Neste final de semana, assisti a alguns documentários no The History Channel que recordaram os ataques ocorridos há 15 anos no World Trade Center, em Nova Iorque. Nada polêmicos, alguns muito oficialistas, mas boa parte com depoimentos bem interessantes de testemunhas daquela tragédia.

E esse último aspecto das narrativas é o que acho o mais importante. Seja nas Torres Gêmeas, em Hiroshima, no Oriente Médio, em Varsóvia, Sarajevo ou até em Porto Alegre (devido à violência urbana), pessoas com suas individualidades e sonhos tiveram e têm interrompidas suas histórias de forma gratuita e desnecessária.

As vítimas de conspirações, repressões, guerras, terrorismo e latrocínios não são apenas números. Elas podem ser um estudante chegando na escola, uma mulher que recentemente descobriu que estava grávida, dois homens conversando e combinando ir juntos ao jogo do domingo seguinte, um estagiário feliz por estar perto de obter uma promoção, uma mãe de família empenhada em oferecer um futuro melhor aos seus filhos… Ou seja, são seres humanos cuidando de suas vidas, sem fazer mal a ninguém e cheios de planos.

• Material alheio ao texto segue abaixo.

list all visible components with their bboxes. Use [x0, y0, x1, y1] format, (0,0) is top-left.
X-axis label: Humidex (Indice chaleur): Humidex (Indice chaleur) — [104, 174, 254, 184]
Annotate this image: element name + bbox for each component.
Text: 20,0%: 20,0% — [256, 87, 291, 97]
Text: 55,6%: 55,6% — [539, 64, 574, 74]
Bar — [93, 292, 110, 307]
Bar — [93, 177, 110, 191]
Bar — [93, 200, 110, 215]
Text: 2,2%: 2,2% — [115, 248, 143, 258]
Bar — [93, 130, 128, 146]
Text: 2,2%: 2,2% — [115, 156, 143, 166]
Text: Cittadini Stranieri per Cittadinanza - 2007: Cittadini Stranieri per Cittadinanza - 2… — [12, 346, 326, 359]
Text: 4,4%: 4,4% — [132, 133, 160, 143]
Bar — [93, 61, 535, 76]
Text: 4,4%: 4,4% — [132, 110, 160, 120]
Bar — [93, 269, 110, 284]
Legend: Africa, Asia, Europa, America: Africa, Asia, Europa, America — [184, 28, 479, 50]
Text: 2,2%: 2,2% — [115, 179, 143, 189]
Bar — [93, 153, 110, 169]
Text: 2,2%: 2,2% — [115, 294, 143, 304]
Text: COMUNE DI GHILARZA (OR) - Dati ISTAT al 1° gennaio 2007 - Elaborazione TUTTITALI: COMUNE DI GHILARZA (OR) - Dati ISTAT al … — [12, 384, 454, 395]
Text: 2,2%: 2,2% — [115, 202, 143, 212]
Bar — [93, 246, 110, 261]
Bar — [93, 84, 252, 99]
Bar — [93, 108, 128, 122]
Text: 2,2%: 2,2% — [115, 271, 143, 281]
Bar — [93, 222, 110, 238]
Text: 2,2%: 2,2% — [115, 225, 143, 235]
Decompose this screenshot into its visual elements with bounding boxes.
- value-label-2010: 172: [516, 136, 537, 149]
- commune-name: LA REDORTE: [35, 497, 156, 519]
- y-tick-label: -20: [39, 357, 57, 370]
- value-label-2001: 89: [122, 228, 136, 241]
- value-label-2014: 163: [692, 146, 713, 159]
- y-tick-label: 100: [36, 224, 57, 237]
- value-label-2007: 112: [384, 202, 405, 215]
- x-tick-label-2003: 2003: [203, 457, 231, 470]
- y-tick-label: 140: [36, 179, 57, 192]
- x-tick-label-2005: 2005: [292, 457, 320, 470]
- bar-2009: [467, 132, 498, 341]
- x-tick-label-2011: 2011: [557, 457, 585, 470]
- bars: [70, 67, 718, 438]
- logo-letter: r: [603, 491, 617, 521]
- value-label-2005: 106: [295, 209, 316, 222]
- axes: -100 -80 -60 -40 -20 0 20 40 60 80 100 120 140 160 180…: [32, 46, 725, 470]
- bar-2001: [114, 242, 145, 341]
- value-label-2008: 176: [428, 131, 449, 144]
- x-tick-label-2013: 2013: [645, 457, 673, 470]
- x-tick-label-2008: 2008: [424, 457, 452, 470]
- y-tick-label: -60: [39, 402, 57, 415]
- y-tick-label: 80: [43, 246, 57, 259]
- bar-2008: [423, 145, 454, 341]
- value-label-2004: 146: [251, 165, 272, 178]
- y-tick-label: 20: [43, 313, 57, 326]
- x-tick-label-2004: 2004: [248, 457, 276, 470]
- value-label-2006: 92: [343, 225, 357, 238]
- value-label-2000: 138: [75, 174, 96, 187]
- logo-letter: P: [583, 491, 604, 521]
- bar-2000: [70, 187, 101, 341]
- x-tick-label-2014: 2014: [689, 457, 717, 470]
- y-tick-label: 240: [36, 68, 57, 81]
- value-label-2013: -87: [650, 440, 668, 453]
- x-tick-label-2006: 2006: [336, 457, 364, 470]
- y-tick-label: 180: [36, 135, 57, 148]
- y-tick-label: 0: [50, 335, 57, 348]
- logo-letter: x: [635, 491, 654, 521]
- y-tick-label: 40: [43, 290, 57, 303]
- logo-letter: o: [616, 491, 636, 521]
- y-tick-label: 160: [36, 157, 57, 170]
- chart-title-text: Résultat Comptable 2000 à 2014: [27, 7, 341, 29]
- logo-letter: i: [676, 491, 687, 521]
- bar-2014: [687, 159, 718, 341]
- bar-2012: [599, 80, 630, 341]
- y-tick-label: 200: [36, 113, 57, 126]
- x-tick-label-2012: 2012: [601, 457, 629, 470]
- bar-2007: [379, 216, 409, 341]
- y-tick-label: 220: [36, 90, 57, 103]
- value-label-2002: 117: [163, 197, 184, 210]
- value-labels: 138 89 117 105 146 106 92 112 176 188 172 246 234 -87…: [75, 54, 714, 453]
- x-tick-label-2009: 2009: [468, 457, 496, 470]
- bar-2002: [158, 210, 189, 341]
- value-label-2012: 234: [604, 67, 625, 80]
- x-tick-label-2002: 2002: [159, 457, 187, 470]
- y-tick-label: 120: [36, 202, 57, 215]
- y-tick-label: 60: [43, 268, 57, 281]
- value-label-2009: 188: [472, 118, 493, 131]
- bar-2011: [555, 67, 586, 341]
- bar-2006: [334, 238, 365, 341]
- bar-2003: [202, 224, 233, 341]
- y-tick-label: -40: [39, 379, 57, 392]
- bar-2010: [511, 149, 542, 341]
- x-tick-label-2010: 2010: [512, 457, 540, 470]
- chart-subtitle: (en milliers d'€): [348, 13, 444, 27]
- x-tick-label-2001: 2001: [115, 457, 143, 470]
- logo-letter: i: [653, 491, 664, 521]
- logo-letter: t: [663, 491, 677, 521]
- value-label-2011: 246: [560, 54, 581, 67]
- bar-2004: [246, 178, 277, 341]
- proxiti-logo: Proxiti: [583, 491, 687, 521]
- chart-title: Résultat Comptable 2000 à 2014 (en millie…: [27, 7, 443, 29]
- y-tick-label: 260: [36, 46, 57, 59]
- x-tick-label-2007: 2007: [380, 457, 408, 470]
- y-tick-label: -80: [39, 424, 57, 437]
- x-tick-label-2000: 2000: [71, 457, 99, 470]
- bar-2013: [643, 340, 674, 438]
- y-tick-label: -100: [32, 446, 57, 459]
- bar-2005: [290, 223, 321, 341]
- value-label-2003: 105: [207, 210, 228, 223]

Como se não bastassem as tragédias já citadas e as oriundas de fenômenos naturais, pessoas são mortas também em consequência de construções mal feitas, corrupção, fome, miséria e epidemias que poderiam ser evitadas. E há aquelas assassinadas por causa do seu sexo, cor, orientação sexual ou religião. Sem falar dos crimes ambientais, que atingem todos os seres deste planeta.

São muitas as causas, só não muda a origem: a estupidez humana.